The foregoing rule has been followed by us in many cases:Kiffner v. Kiffner, 185 Iowa 1064; Merchants Nat. Bank v. Crist,140 Iowa 308; Robertson v. Schard, 142 Iowa 500; Hunter v.Citizens Sav. Tr. Co., 157 Iowa 168. *1159

It is argued by appellant that this construction of the will results in the creation of a perpetuity, void under our statute. There is nothing in the terms of the will that purports to make the will perpetual in that sense. Whenever the purpose of the trust is fully accomplished, it will become subject to termination. If at that time it should be claimed that the corpus of the trust property should pass to the estate of John, or of John and Maude, there is no necessary conflict between such an ultimate result and the present continuance of the trust during the life of John and Maude. A good illustration of the operation of the law in that regard may be found in a recent case decided by the Supreme Court of Wisconsin. Will of Hamburger,185 Wis. 270 (201 N.W. 267). In that case a testator devised certain property to trustees, making his widow beneficiary of the income thereof. He also devised to the widow the reversion of the trust property, subject, however, to the trust. It was held that no merger was thereby created, and that, though the widow had power to dispose by will of the reversion, such power was subject to the trust, which withheld from her the power of present disposition, during her life, of the trust property.

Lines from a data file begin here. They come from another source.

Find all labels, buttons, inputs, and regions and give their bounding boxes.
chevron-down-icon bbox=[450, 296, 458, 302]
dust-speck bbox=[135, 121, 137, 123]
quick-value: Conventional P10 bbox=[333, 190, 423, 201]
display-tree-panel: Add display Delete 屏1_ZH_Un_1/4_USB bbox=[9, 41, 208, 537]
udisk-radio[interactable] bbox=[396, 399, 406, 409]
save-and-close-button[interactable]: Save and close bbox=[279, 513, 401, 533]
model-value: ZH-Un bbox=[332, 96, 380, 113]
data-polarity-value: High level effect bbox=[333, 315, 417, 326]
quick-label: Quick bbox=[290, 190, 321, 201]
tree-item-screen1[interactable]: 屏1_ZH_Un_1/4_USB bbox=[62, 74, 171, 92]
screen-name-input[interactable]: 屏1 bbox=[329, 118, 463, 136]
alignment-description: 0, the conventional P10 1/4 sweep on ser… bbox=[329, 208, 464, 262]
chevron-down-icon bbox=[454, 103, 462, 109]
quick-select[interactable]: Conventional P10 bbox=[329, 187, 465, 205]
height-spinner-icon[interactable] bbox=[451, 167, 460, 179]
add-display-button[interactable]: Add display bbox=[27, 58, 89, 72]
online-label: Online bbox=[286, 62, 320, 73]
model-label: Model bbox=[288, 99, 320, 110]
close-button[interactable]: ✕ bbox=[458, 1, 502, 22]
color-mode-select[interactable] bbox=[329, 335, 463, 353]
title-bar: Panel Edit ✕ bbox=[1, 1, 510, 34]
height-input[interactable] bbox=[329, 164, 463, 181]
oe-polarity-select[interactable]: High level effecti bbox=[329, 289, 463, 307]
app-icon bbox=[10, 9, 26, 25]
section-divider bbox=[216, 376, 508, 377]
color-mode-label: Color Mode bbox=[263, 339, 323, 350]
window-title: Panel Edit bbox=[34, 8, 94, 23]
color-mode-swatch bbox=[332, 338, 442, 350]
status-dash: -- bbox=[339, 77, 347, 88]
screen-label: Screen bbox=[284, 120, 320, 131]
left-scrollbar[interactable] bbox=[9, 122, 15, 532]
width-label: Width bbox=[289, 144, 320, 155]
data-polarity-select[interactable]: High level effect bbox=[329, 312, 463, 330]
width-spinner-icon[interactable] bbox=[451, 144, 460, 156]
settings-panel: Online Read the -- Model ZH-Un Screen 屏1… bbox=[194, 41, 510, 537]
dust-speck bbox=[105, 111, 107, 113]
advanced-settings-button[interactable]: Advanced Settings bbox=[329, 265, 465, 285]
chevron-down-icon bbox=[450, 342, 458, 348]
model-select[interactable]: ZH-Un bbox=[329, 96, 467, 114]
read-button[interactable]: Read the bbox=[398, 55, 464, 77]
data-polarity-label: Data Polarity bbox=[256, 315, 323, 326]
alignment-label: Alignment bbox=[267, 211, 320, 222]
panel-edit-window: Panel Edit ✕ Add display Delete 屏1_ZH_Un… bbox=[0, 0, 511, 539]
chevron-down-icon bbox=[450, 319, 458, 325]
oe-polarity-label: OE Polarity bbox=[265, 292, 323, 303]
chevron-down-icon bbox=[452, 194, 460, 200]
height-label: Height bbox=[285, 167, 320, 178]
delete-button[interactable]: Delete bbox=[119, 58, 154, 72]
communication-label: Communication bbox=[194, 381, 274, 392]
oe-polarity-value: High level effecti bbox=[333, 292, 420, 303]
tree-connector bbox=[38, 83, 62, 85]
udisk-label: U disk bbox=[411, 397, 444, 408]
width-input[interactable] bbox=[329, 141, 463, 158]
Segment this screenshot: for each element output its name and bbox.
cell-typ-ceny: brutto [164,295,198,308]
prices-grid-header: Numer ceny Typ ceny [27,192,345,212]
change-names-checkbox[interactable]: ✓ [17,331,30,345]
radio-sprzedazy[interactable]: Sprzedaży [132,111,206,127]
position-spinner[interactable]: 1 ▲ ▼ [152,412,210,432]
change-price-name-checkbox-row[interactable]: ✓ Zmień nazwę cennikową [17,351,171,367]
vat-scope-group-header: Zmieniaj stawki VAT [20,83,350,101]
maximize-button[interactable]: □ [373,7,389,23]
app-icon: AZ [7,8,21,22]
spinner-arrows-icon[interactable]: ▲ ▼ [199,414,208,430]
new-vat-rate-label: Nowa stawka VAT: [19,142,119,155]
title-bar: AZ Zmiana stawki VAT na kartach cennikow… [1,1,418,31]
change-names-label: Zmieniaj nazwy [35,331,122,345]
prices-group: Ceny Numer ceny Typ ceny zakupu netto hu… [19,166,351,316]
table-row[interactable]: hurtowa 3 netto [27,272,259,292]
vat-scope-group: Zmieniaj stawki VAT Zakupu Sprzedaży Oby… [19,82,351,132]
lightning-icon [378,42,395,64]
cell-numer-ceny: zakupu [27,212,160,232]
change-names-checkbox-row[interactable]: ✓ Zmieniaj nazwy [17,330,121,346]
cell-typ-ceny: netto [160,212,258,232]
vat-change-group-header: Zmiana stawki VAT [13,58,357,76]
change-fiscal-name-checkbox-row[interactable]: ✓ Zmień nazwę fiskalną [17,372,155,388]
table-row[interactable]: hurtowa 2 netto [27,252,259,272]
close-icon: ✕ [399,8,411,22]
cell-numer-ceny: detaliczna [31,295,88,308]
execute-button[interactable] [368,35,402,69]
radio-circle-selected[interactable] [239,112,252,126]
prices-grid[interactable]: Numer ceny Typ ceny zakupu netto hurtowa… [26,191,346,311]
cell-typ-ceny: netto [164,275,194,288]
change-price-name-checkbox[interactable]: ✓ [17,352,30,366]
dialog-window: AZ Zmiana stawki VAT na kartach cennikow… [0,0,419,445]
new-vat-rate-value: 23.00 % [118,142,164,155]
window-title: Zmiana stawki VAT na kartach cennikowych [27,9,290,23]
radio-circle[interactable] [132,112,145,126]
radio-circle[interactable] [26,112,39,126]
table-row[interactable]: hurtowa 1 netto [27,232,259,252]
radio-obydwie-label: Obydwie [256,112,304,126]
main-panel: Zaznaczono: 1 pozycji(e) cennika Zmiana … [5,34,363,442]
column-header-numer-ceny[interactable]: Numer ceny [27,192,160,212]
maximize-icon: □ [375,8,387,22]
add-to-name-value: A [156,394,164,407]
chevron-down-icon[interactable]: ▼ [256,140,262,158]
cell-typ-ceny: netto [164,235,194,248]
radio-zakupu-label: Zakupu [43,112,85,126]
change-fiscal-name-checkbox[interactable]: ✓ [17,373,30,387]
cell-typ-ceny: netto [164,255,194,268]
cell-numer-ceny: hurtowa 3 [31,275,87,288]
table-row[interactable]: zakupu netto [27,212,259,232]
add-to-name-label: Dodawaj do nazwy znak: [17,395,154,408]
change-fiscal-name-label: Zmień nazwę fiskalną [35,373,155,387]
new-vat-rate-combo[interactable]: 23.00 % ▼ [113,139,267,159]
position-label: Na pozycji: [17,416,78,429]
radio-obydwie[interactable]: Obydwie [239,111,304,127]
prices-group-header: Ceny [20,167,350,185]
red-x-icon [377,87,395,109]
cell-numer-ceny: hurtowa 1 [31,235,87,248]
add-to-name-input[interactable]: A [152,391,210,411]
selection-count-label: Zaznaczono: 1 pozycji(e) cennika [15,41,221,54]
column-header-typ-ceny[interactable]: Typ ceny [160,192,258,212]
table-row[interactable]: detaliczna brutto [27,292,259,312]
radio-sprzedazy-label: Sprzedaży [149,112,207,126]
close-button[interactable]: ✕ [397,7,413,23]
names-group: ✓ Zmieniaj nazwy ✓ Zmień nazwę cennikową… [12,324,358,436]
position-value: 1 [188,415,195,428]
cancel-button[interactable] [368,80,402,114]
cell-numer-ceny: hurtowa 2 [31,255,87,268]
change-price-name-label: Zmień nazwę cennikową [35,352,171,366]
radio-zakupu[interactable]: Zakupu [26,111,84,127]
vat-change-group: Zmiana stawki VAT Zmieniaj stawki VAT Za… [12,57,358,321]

In the case at bar, the son John may die before November 14, 1933. The duty of the trustees to deliver the remnant of the property to Maude for the benefit of her children will still remain. Whether, after the termination of the trust, the corpus will fall into the estate of John or of Maude, or of both, is a question not necessary to be determined now. Up to this point, the administration of this testamentary trust has proceeded strictly in accord with the directions of the will. No right of the plaintiff's has been violated, and no vested or alienable right of property has yet been conferred upon his debtor.

The judgment of the trial court is affirmed. — Affirmed.